The wall stands. You know it's a dream, a construct of your own mind, yet the initial impulse is often hesitation. The brain, conditioned by a lifetime of waking physics, registers "solid." This mental friction manifests as a physical resistance, a subtle pushback against your intention.
You lean in, hand outstretched. The first touch isn't the expected hard, unyielding surface. Instead, there's a strange give, a slight elasticity, as if the wall itself is made of highly compressed foam. Push harder, and the texture shifts. It's less like passing through matter and more like displacing a viscous medium. Your hand sinks, then your arm. The sensation is akin to moving through extremely dense, warm water, or perhaps a gelatinous membrane that offers significant, yet surmountable, drag.
The Interpenetration
As your body enters the solid object, the experience becomes even more dissociative. You're no longer through the wall but within it. The external dreamscape blurs, and for a fleeting moment, your perception is filled with the internal "stuff" of the wall itself – a deep, uniform grey or an indistinct pattern. There's often a feeling of being stretched or compressed, not painfully, but like your own dream body is momentarily conforming to the volume it now occupies. It’s a profound disjunction from embodied waking experience, where two objects cannot occupy the same space.
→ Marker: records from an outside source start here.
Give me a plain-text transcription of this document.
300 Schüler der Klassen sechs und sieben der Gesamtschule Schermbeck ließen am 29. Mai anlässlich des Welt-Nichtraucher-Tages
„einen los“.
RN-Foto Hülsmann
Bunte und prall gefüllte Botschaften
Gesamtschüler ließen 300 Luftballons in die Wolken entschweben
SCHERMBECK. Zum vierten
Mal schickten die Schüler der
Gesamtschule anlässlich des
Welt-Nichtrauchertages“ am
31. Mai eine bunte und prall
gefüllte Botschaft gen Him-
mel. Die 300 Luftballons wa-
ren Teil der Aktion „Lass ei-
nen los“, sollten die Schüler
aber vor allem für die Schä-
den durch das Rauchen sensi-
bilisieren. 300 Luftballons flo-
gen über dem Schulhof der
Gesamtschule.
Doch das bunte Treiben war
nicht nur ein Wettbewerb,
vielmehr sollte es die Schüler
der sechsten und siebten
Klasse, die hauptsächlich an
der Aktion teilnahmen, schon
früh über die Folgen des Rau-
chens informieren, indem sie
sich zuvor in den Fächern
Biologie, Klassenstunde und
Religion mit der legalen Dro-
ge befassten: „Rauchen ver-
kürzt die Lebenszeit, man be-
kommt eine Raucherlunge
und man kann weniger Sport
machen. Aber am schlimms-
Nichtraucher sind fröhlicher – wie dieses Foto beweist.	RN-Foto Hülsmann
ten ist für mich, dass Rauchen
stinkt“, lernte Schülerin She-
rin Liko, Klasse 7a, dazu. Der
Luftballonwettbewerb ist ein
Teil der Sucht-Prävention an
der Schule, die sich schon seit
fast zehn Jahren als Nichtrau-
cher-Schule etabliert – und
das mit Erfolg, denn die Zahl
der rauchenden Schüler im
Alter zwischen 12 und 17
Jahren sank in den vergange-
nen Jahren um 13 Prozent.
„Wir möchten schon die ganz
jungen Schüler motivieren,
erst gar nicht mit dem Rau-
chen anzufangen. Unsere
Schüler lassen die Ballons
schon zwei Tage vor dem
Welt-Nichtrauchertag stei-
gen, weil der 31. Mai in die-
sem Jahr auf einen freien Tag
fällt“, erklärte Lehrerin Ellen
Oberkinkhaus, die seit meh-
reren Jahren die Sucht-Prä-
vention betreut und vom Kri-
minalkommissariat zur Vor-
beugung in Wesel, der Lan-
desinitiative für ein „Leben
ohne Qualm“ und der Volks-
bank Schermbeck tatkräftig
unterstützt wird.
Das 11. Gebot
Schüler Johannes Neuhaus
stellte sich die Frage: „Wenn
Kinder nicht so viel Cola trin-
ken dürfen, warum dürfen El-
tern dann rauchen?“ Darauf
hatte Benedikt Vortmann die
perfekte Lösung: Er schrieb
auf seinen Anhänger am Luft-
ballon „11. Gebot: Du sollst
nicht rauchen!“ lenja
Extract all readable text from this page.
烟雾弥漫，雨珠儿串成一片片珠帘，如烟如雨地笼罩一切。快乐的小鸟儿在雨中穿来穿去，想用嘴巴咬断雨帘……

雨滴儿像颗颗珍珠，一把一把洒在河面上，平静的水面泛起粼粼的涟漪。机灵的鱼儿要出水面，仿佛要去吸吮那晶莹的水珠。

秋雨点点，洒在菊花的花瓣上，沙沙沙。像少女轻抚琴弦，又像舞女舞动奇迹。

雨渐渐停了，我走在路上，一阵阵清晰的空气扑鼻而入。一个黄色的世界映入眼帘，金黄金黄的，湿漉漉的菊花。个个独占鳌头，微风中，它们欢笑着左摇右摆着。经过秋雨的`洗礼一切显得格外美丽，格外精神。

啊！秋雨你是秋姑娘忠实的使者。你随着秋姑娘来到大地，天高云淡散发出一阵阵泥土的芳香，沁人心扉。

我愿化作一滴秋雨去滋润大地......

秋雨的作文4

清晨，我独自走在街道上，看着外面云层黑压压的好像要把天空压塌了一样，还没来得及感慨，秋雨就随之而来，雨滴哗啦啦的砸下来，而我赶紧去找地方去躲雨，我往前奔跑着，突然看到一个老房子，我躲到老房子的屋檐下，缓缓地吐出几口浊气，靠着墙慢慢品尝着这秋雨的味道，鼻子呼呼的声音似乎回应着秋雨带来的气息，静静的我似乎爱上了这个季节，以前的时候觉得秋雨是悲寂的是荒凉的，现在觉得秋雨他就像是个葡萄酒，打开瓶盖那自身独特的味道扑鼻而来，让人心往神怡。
Then, the opposite side. With a final push, you emerge, often with a slight pop or a sensation of release. The dream world snaps back into focus, the previous resistance instantly gone, replaced by the normal fluidity of dream movement. The wall stands behind you, seemingly undisturbed, as if your passage was an illusion within an illusion.
This deliberate transgression of physical boundaries in a dream is not new. Ancient practices, notably those within Tibetan Dream Yoga, emphasize such interactions as a direct path to insight. The ability to pass through walls, walk on water, or fly isn't merely about wish fulfillment; it's a profound exercise in recognizing the illusory nature of all phenomena. The initial resistance you feel in the dream isn't the wall's solidity; it's your own mind's lingering attachment to waking reality's rules.
The yogis understood that by consciously defying these perceived limitations within the dream, one could cultivate a deeper awareness of mind-only phenomena. The wall becomes a teacher: its apparent solidity dissolves under lucid intent, revealing that form itself is a projection. The goal is to move beyond the superficial act of passing through and grasp the underlying truth: if a dream wall isn't truly solid, what then is the "solidity" of the waking world? This deliberate un-reality in the dream state serves as a powerful pointer towards the non-dual nature of existence, challenging the very fabric of perceived reality.